Fyctia
Chapitre 8
Indigo trébucha de quelques pas avant de s’immobiliser, les bras ballants, presque éberluée. Alternativement, elle regarda, de ses yeux devenus humides, la serrure à présent bouchée puis ce qui restait de sa clé au creux de sa paume. Et elle fit l’aller-retour entre les deux objets de nombreuses fois, jusqu’à ce qu’elle pense à papillonner des paupières pour chasser les larmes qui floutait sa vision.
Les yeux rivés aux lettres de pain, elle inspira un grand coup. Elle emmagasina le plus d’air possible dans ses poumons, jusqu’à les sentir au bord de l’explosion.
Et bloqua sa respiration.
Elle se força à se calmer, les dents plantées dans sa lèvre inférieure. Sa poitrine la brûlait de l’intérieur. Des larmes perlèrent à ses yeux, qu’elle s’interdit de fermer. L’impression que ses bronches explosaient intérieurement les unes après les autres lui labourait et lui retournait les poumons. Mais malgré l’envie d’ouvrir la bouche pour insuffler de l’air à ses voies respiratoires, elle continua à faire souffrir son corps.
C’était un mal nécessaire pour se tranquilliser. Pour « extérioriser », comme lui avait si bien apprit sa grand-mère qu’elle détestait, morte l’année dernière.
Ses poings se serrèrent, lui enfonçant les ongles et le restant de clé dans la peau. Ses paupières aussi se fermèrent, bien qu’elle ait ordonné à son corps de les laisser ouvertes.
La petite boulangère planta plus fort les dents dans sa lèvre pour réprimer un hurlement de rage, de douleur et de désespoir, le tout mêlé, et sentit le goût âpre du sang envahit sa bouche.

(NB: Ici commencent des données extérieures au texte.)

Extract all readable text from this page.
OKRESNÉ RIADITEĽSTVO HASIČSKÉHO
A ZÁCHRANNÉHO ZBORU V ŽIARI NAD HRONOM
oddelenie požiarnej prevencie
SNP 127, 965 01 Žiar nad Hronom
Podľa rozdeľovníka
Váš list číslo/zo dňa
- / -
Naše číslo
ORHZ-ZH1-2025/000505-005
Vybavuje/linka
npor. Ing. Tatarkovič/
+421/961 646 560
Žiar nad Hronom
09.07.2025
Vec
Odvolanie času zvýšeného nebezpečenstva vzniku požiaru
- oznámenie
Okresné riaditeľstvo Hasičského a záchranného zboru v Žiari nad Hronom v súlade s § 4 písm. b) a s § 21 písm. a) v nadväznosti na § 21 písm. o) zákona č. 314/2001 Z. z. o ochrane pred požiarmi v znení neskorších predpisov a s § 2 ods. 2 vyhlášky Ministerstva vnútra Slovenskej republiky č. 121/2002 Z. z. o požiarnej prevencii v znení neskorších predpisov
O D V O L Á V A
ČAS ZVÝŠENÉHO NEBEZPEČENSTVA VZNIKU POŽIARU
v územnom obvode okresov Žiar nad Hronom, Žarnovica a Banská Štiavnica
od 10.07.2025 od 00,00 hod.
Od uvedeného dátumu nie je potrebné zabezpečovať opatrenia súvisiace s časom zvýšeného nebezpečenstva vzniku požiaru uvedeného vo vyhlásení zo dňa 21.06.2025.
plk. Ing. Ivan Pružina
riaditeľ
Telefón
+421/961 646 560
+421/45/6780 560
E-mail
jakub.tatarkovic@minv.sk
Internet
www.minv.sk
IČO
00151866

La douleur lui permettait de se calmer, s’était ainsi, elle n’y pouvait rien.
Indigo était une walkyrie « défaillante », comme disait son horrible famille. D’ordinaire, les walkyries étaient des vierges guerrières, envoyées sur les lieux de combats par pur plaisir, pour satisfaire leur instinct sanguinaire. De plus, elles avaient des ailes aussi robustes que celles d’un dragon et aimaient faire mal. C’était même ce qu’elles préféraient. Elles étaient redoutées pour voler en cercle au-dessus des lieux de carnage, puis descendre en piquée telles des oiseaux de proies, avant de planter leur serres acérées directement dans l’âme de la victime pour se l’emparer.
Mais sa mère s’était accouplée à un humain, alors Indigo n’était qu’à moitié walkyrie. Elle était dépourvue de tout instinct sanguinaire et sa famille – sa grand-mère, ses tantes et ses cousines, surtout – le lui avait toujours reproché, même si ce n’était en rien de sa faute. Alors dès qu’elle fut théoriquement en âge de faire son Premier Vol au-dessus des combats, sa famille lui avait arraché ses ailes, déduisant qu’elle n’en aurait alors pas besoin. Et depuis toute son enfance, ses tantes l’avaient toujours suppliée de faire du mal à quelqu’un, juste pour une fois, pour « essayer ». Alors pour la punir car elle en avait été incapable, elle avait été bannie du clan des walkyries – en Ameyrik du sud – et avait atterrit par miracle ici, à Mystwell.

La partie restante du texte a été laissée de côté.